"The call is for a quiet confidence in the slow ripening of one's capacity to know, even in the presence of confusion. Reception is critical in reading: I make this point repeatedly. It is no less critical in writing. In his lectures on Rilke given in 1944, French philosopher Gabriel Marcel speaks of Rilke's supreme 'creative receptivity,' especially in relation to matters 'eternal.' Marcel writes, 'What Rilke teaches us better than anyone, and what I think such writers as Nietzsche or Kierkegaard have generally either never known or in the end forgotten, is that there exists a receptivity which is really creation itself under another name. The most genuinely receptive being is at the same time the most essentially creative.'

One of Rilke's simplest and most tender poems affirms this.

You darkness that I come from,
I love you more than the fire
that rings the world,
because it shines
only for a single orbit,
and of this creature knows nothing at all.

But the darkness holds everything together:
forms and flames, animals and myself,
all thrown together,
humans and powers —

and it could be that a great strength
moves all about me where I am.

I believe in nights.

"Reading Rilke ignites the wondrous possibility that a great strength/moves all about me where I am. I, too, can have faith in nights. What is no less true is that from the moment we are born and placed in a high-tech cradle or on a bed of straw we are the vessel of ideologically, socially and culturally driven projections and interpretations. The 'vessel' itself is not empty. Those projections and interpretations work on and in us. They shape our ideas, interpretations and prejudices. They shape our relationships. They are essential to the self we are continuously becoming and, significantly, to the self we believe we can become. A neutral reading is scarcely possible.
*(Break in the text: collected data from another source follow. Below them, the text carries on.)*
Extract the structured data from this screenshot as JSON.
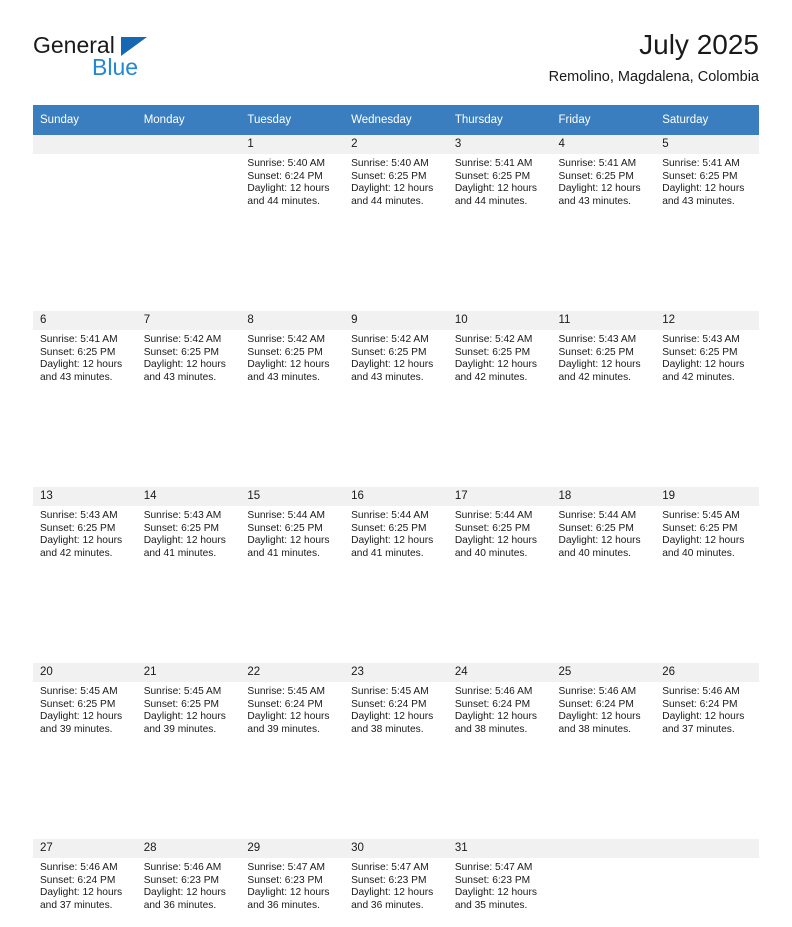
{
  "brand": {
    "name_top": "General",
    "name_bottom": "Blue",
    "triangle_color": "#1668b3",
    "blue_color": "#2387d6"
  },
  "header": {
    "title": "July 2025",
    "subtitle": "Remolino, Magdalena, Colombia"
  },
  "theme": {
    "header_bg": "#3a7ebf",
    "header_text": "#ffffff",
    "daynum_bg": "#f1f1f1",
    "cell_bg": "#ffffff",
    "text": "#1a1a1a"
  },
  "weekday_headers": [
    "Sunday",
    "Monday",
    "Tuesday",
    "Wednesday",
    "Thursday",
    "Friday",
    "Saturday"
  ],
  "labels": {
    "sunrise_prefix": "Sunrise: ",
    "sunset_prefix": "Sunset: ",
    "daylight_prefix": "Daylight: "
  },
  "weeks": [
    [
      {
        "day": "",
        "empty": true
      },
      {
        "day": "",
        "empty": true
      },
      {
        "day": "1",
        "sunrise": "Sunrise: 5:40 AM",
        "sunset": "Sunset: 6:24 PM",
        "daylight_line1": "Daylight: 12 hours",
        "daylight_line2": "and 44 minutes."
      },
      {
        "day": "2",
        "sunrise": "Sunrise: 5:40 AM",
        "sunset": "Sunset: 6:25 PM",
        "daylight_line1": "Daylight: 12 hours",
        "daylight_line2": "and 44 minutes."
      },
      {
        "day": "3",
        "sunrise": "Sunrise: 5:41 AM",
        "sunset": "Sunset: 6:25 PM",
        "daylight_line1": "Daylight: 12 hours",
        "daylight_line2": "and 44 minutes."
      },
      {
        "day": "4",
        "sunrise": "Sunrise: 5:41 AM",
        "sunset": "Sunset: 6:25 PM",
        "daylight_line1": "Daylight: 12 hours",
        "daylight_line2": "and 43 minutes."
      },
      {
        "day": "5",
        "sunrise": "Sunrise: 5:41 AM",
        "sunset": "Sunset: 6:25 PM",
        "daylight_line1": "Daylight: 12 hours",
        "daylight_line2": "and 43 minutes."
      }
    ],
    [
      {
        "day": "6",
        "sunrise": "Sunrise: 5:41 AM",
        "sunset": "Sunset: 6:25 PM",
        "daylight_line1": "Daylight: 12 hours",
        "daylight_line2": "and 43 minutes."
      },
      {
        "day": "7",
        "sunrise": "Sunrise: 5:42 AM",
        "sunset": "Sunset: 6:25 PM",
        "daylight_line1": "Daylight: 12 hours",
        "daylight_line2": "and 43 minutes."
      },
      {
        "day": "8",
        "sunrise": "Sunrise: 5:42 AM",
        "sunset": "Sunset: 6:25 PM",
        "daylight_line1": "Daylight: 12 hours",
        "daylight_line2": "and 43 minutes."
      },
      {
        "day": "9",
        "sunrise": "Sunrise: 5:42 AM",
        "sunset": "Sunset: 6:25 PM",
        "daylight_line1": "Daylight: 12 hours",
        "daylight_line2": "and 43 minutes."
      },
      {
        "day": "10",
        "sunrise": "Sunrise: 5:42 AM",
        "sunset": "Sunset: 6:25 PM",
        "daylight_line1": "Daylight: 12 hours",
        "daylight_line2": "and 42 minutes."
      },
      {
        "day": "11",
        "sunrise": "Sunrise: 5:43 AM",
        "sunset": "Sunset: 6:25 PM",
        "daylight_line1": "Daylight: 12 hours",
        "daylight_line2": "and 42 minutes."
      },
      {
        "day": "12",
        "sunrise": "Sunrise: 5:43 AM",
        "sunset": "Sunset: 6:25 PM",
        "daylight_line1": "Daylight: 12 hours",
        "daylight_line2": "and 42 minutes."
      }
    ],
    [
      {
        "day": "13",
        "sunrise": "Sunrise: 5:43 AM",
        "sunset": "Sunset: 6:25 PM",
        "daylight_line1": "Daylight: 12 hours",
        "daylight_line2": "and 42 minutes."
      },
      {
        "day": "14",
        "sunrise": "Sunrise: 5:43 AM",
        "sunset": "Sunset: 6:25 PM",
        "daylight_line1": "Daylight: 12 hours",
        "daylight_line2": "and 41 minutes."
      },
      {
        "day": "15",
        "sunrise": "Sunrise: 5:44 AM",
        "sunset": "Sunset: 6:25 PM",
        "daylight_line1": "Daylight: 12 hours",
        "daylight_line2": "and 41 minutes."
      },
      {
        "day": "16",
        "sunrise": "Sunrise: 5:44 AM",
        "sunset": "Sunset: 6:25 PM",
        "daylight_line1": "Daylight: 12 hours",
        "daylight_line2": "and 41 minutes."
      },
      {
        "day": "17",
        "sunrise": "Sunrise: 5:44 AM",
        "sunset": "Sunset: 6:25 PM",
        "daylight_line1": "Daylight: 12 hours",
        "daylight_line2": "and 40 minutes."
      },
      {
        "day": "18",
        "sunrise": "Sunrise: 5:44 AM",
        "sunset": "Sunset: 6:25 PM",
        "daylight_line1": "Daylight: 12 hours",
        "daylight_line2": "and 40 minutes."
      },
      {
        "day": "19",
        "sunrise": "Sunrise: 5:45 AM",
        "sunset": "Sunset: 6:25 PM",
        "daylight_line1": "Daylight: 12 hours",
        "daylight_line2": "and 40 minutes."
      }
    ],
    [
      {
        "day": "20",
        "sunrise": "Sunrise: 5:45 AM",
        "sunset": "Sunset: 6:25 PM",
        "daylight_line1": "Daylight: 12 hours",
        "daylight_line2": "and 39 minutes."
      },
      {
        "day": "21",
        "sunrise": "Sunrise: 5:45 AM",
        "sunset": "Sunset: 6:25 PM",
        "daylight_line1": "Daylight: 12 hours",
        "daylight_line2": "and 39 minutes."
      },
      {
        "day": "22",
        "sunrise": "Sunrise: 5:45 AM",
        "sunset": "Sunset: 6:24 PM",
        "daylight_line1": "Daylight: 12 hours",
        "daylight_line2": "and 39 minutes."
      },
      {
        "day": "23",
        "sunrise": "Sunrise: 5:45 AM",
        "sunset": "Sunset: 6:24 PM",
        "daylight_line1": "Daylight: 12 hours",
        "daylight_line2": "and 38 minutes."
      },
      {
        "day": "24",
        "sunrise": "Sunrise: 5:46 AM",
        "sunset": "Sunset: 6:24 PM",
        "daylight_line1": "Daylight: 12 hours",
        "daylight_line2": "and 38 minutes."
      },
      {
        "day": "25",
        "sunrise": "Sunrise: 5:46 AM",
        "sunset": "Sunset: 6:24 PM",
        "daylight_line1": "Daylight: 12 hours",
        "daylight_line2": "and 38 minutes."
      },
      {
        "day": "26",
        "sunrise": "Sunrise: 5:46 AM",
        "sunset": "Sunset: 6:24 PM",
        "daylight_line1": "Daylight: 12 hours",
        "daylight_line2": "and 37 minutes."
      }
    ],
    [
      {
        "day": "27",
        "sunrise": "Sunrise: 5:46 AM",
        "sunset": "Sunset: 6:24 PM",
        "daylight_line1": "Daylight: 12 hours",
        "daylight_line2": "and 37 minutes."
      },
      {
        "day": "28",
        "sunrise": "Sunrise: 5:46 AM",
        "sunset": "Sunset: 6:23 PM",
        "daylight_line1": "Daylight: 12 hours",
        "daylight_line2": "and 36 minutes."
      },
      {
        "day": "29",
        "sunrise": "Sunrise: 5:47 AM",
        "sunset": "Sunset: 6:23 PM",
        "daylight_line1": "Daylight: 12 hours",
        "daylight_line2": "and 36 minutes."
      },
      {
        "day": "30",
        "sunrise": "Sunrise: 5:47 AM",
        "sunset": "Sunset: 6:23 PM",
        "daylight_line1": "Daylight: 12 hours",
        "daylight_line2": "and 36 minutes."
      },
      {
        "day": "31",
        "sunrise": "Sunrise: 5:47 AM",
        "sunset": "Sunset: 6:23 PM",
        "daylight_line1": "Daylight: 12 hours",
        "daylight_line2": "and 35 minutes."
      },
      {
        "day": "",
        "empty": true
      },
      {
        "day": "",
        "empty": true
      }
    ]
  ]
}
Instead, clarity is needed about what gives context to and drives an individual's questions or interpretations, or forbids other questions from arising.

"Multiple factors — many out of sight — contribute to how we became the reader that each of us is, and how we have become conditioned to see what we see and to miss so much else. We can make room for 'space'; 'convincing' has to be neither absolute nor resolute. This potentially rescues us from what Karl Jaspers calls 'the arrogant faith in reason.' Space is deep 'inside,' but also 'reaches out.' And, as Rilke again shows, birds can fly through it."